> DUPLICATE THIS COLAB TO START WORKING ON IT. Using File > Save a copy to drive.


### Word2Vec

In this notebook we're going to learn and play around with word2vec embeddings that are packaged with Spacy. We'll try to build intuition on how they work and what can we do with them.

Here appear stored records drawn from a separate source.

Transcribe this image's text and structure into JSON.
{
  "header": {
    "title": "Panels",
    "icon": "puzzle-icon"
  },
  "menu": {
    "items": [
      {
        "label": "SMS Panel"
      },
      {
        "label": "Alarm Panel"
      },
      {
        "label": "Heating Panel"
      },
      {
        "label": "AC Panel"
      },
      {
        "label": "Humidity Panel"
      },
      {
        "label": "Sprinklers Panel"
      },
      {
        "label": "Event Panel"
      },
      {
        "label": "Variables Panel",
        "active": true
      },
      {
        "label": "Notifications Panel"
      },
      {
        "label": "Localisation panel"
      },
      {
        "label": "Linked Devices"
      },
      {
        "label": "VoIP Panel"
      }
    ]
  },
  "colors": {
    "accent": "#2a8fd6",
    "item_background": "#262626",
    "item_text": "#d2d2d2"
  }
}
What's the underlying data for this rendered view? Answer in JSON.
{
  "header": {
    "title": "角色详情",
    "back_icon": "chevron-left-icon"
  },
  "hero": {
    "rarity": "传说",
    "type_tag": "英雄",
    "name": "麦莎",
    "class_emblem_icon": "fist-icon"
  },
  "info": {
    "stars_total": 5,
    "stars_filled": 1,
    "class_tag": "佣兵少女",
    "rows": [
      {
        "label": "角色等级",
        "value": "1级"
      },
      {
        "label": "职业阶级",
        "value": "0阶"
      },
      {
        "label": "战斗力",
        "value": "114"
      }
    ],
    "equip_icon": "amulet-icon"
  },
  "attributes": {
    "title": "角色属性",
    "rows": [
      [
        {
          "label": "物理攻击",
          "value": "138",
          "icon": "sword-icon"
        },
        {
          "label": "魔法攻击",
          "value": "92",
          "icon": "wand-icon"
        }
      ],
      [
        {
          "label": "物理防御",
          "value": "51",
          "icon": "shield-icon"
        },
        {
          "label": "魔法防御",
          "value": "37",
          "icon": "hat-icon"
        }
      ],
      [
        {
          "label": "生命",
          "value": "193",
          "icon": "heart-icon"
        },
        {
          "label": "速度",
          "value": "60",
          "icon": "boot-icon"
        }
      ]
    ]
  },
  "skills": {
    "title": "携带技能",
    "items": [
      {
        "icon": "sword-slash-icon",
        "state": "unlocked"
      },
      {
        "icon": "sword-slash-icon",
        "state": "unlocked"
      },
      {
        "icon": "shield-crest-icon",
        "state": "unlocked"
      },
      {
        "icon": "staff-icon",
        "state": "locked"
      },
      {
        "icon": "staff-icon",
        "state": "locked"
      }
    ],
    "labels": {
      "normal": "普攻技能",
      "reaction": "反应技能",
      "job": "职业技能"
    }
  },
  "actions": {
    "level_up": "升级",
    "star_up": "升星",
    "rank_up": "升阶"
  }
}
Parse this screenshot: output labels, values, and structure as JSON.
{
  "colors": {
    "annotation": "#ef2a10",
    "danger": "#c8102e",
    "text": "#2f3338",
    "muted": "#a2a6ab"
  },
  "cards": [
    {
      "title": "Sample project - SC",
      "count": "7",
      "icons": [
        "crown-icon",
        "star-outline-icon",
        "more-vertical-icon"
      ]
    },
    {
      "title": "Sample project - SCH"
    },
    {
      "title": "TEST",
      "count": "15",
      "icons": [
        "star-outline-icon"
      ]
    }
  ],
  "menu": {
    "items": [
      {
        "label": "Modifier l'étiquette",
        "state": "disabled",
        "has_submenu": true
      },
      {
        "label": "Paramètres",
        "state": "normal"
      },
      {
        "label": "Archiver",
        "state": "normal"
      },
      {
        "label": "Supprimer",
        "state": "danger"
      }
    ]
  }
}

Install all the required dependencies for the project

In [None]:
%%capture
!pip install spacy==2.2.4 --quiet
!python -m spacy download en_core_web_md
!apt install libopenblas-base libomp-dev
!pip install faiss-gpu

Import all the necessary libaries

In [None]:
from collections import defaultdict
import en_core_web_md
import numpy as np
import spacy
import time
import faiss

Now let's load the Spacy data which comes with pre-trainined embeddings. This process is expensive so only do this once.



In [None]:
spacyModel = en_core_web_md.load()

First, let's play with some basic similarity functions.

In [None]:
banana = spacyModel("banana")
fruit = spacyModel("fruit")
table = spacyModel("table")
print(banana.similarity(fruit))
print(banana.similarity(table))

0.671483588786149
0.22562773991991913


As expected `Banana` is a lot more similar to `Fruit` than to `Table`. Now let's iterate over the entire vocabulary and build a search index using **Faiss**. This will make it a lot faster for us to find similar words instead of having to loop over the entire corpus each time. 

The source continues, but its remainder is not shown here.